After Hurricane Sandy, you would think US politicians would realize that the problem is not a freak of nature; such extreme weather is exactly what meteorological models have been predicting would be the impact of climate change.
Jonathan Foley, director of the Institute on the Environment at the University of Minnesota, tweeted on October 29: “Would this kind of storm happen without climate change? Yes. Fueled by many factors. Is storm stronger because of climate change? Yes.” Mark Fischetti of Scientific American explains why this is so. “Climate change amps up other basic factors that contribute to big storms. For example, the oceans have warmed, providing more energy for storms. And the Earth’s atmosphere has warmed, so it retains more moisture, which is drawn into storms and is then dumped on us.”
Making a direct link between Hurricane Sandy and climate change is tricky, because weather in variable and extreme events occur from time-to-time. Dr. Peter Stott, head of climate monitoring and attribution at the Met Office Hadley Centre, explains why climatologists are pedestrian in their predictions:
Unusual or extreme weather events are of great public concern and interest, yet here are often conflicting messages from scientists about whether such events can be linked to climate change. While it is clear that across the globe there has been an increase in the frequency of extreme heatwaves and of episodes of heavy rainfall, this does not mean that human-induced climate change is to blame for every instance of such damaging weather. However climate change could be changing the odds and it is becoming increasingly clear that it is doing so in such a way as to increase the chances of extremely warm temperatures and reduce the chances of extremely cold temperatures in many places.

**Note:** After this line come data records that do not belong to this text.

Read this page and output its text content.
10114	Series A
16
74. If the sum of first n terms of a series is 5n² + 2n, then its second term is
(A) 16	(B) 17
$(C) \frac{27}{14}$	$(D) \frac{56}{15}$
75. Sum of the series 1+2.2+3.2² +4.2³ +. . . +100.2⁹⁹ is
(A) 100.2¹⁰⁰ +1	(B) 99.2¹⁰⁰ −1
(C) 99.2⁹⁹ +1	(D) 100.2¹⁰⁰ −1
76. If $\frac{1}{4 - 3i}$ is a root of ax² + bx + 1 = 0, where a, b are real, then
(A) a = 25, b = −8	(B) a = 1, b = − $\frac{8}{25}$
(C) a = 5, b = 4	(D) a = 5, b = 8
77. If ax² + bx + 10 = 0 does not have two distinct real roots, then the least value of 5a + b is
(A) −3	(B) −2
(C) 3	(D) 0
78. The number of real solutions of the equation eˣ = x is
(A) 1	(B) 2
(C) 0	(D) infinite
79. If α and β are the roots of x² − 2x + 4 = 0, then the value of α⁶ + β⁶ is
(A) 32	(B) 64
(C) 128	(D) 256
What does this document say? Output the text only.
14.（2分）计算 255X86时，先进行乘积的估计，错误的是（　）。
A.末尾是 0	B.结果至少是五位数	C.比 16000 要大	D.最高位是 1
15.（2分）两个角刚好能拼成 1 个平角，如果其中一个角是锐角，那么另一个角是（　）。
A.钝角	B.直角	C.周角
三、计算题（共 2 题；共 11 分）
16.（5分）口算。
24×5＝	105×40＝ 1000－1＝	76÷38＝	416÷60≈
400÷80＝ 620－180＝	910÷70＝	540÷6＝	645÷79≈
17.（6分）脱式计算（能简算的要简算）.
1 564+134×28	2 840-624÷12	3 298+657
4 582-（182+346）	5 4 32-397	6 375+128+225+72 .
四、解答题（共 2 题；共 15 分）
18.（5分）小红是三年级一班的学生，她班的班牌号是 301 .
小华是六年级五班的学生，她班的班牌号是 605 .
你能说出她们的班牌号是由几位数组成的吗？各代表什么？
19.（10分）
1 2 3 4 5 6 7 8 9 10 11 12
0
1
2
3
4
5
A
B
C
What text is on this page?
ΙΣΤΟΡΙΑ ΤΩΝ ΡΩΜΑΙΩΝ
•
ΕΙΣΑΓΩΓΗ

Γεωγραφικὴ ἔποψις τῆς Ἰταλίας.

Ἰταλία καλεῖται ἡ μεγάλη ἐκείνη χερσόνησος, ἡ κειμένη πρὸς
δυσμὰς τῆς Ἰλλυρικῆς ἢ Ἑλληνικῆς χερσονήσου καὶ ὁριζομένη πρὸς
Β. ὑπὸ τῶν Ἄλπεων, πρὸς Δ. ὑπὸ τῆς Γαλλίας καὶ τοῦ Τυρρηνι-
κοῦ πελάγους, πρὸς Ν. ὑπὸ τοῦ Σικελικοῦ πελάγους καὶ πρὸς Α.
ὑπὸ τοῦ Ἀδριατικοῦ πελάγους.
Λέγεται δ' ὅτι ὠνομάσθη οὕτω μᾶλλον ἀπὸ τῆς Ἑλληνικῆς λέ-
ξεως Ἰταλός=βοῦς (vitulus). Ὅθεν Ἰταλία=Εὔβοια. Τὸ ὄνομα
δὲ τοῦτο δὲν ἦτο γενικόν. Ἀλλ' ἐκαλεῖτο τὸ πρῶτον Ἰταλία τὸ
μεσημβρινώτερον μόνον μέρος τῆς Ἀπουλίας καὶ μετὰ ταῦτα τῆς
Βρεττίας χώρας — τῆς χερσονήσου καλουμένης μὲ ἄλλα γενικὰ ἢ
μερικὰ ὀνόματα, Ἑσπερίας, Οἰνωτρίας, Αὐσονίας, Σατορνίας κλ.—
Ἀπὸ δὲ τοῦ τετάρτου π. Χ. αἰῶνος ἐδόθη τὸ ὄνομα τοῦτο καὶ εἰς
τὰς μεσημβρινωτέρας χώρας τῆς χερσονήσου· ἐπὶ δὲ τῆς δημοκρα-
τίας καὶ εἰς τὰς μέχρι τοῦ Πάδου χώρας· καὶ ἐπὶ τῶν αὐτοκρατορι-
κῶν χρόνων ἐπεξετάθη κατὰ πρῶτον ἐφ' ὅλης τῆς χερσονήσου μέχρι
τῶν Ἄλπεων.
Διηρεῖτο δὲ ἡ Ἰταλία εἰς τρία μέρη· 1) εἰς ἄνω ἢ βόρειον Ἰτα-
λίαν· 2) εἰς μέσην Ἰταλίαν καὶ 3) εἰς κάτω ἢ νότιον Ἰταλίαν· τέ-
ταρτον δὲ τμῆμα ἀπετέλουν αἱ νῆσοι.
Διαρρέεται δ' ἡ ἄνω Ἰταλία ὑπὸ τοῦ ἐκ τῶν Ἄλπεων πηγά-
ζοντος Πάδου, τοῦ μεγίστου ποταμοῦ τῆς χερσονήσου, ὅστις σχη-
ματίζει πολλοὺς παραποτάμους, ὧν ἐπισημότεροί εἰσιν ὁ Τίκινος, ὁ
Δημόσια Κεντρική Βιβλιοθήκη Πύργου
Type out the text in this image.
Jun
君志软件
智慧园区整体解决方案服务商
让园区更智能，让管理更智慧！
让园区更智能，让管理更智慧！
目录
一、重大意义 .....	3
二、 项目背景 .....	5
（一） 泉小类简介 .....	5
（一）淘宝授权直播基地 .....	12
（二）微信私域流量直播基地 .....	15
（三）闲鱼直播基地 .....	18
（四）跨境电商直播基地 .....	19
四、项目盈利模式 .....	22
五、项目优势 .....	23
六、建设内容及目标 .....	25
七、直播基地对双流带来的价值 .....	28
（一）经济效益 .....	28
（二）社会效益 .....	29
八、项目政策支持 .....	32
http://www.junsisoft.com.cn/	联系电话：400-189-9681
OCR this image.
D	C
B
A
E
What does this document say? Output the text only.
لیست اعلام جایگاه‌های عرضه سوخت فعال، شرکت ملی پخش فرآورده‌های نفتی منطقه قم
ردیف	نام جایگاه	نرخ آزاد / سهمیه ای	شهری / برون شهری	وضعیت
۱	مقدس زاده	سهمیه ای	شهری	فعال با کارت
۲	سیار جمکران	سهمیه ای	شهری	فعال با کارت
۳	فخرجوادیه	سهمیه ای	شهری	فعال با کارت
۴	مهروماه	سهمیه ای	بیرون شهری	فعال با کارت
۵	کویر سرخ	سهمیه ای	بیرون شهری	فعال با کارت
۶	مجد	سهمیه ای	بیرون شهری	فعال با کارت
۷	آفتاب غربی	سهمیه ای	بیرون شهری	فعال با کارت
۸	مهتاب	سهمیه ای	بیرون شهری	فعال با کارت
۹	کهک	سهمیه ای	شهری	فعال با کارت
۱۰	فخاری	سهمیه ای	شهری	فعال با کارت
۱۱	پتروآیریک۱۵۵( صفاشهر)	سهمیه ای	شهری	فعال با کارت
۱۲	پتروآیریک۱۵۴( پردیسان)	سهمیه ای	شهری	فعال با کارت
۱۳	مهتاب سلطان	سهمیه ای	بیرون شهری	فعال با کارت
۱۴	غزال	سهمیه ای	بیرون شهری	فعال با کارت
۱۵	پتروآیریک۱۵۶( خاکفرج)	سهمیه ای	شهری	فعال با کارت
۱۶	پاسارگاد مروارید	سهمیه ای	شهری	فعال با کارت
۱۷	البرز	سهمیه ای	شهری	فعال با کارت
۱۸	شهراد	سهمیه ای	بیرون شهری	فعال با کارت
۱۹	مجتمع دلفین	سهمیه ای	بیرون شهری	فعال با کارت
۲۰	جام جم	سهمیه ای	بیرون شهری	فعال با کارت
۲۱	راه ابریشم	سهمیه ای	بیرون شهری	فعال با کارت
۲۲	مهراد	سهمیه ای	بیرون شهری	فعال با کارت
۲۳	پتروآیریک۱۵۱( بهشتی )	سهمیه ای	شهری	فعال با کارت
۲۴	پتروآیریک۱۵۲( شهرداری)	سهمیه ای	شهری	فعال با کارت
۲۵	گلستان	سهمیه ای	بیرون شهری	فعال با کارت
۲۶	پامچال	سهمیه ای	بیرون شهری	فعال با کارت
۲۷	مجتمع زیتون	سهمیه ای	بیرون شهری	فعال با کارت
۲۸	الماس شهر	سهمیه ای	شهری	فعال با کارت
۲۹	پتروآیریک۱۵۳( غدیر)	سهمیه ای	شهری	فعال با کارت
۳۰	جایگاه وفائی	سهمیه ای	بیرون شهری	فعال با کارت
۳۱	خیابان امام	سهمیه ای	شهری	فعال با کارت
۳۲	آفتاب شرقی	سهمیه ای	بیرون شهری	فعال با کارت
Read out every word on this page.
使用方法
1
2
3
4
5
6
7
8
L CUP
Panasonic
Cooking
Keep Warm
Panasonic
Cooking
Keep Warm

Nevertheless, climatologists are saying that the frequency of such events is increasing as a result of global warming. What is the evidence?
We need only to look at what the German reinsurance company, Munich Re has to say. In its report, Severe Weather in North America, the authors provide evidence that find “nowhere in the world is the rising number of natural catastrophes more evident than in North America.” Munich Re found “a nearly quintupled number of weather-related loss events in North America for the past three decades”, with losses totaling $1.06 trillion. Human-caused climate change “is believed to contribute to this trend,” the report concluded, “though it influences various perils in different ways.”
There were a variety of causes: tropical cyclones, thunderstorms, winter storms, tornados, heat-waves, wildfires, droughts and floods. The report observed “The view that weather extremes are becoming more frequent and intense in various regions due to global warming is in keeping with current scientific findings”.
Not only can such events be measured in human misery, but they threaten the very basis of the capitalist system. If insurance companies raise premiums, many businesses will become uneconomic. This explains why insurance companies are pushing for urgent action on climate change. As Tony Kuczinski, CEO of Munich Reinsurance America warns: “What is clearly evident when the long-term data is reviewed is that losses from weather events are trending upward.”
The US is not the only country that is suffering from extreme weather events. During the past decade, we’ve also seen severe droughts in places like Australia and Russia, as well as in East Africa where twelve million people are facing food shortages. In 2003, a heatwave in Europe killed perhaps 70,000 people. In 2005, nearly three feet of rain fell in Mumbai, India over a period of 24 hours, killing more than 1,000 people and causing widespread damage. In 2008, Myanmar was hit with a Category 3 cyclone, which killed 138,000 people.
Globally, if you consider the number of severe events, the trend is obvious. There were 70 during the 1990s compared to 44 in the 1980s and 29 in the 1970s.
Added to these sad statistics is the devastation caused by Hurricane Sandy. There were at least 40 deaths in the US and another 71 over the Caribbean region. Damage is estimated to easily top $50 billion. Eight million homes lost power, hundreds of thousands of people were evacuated, more than 15,000 flights were grounded and power was out for days.
As extreme weather events become the new norm, the costs of climate change will increase. The question is how many more of these events need to happen before politicians start to realize that continued inaction is not an option.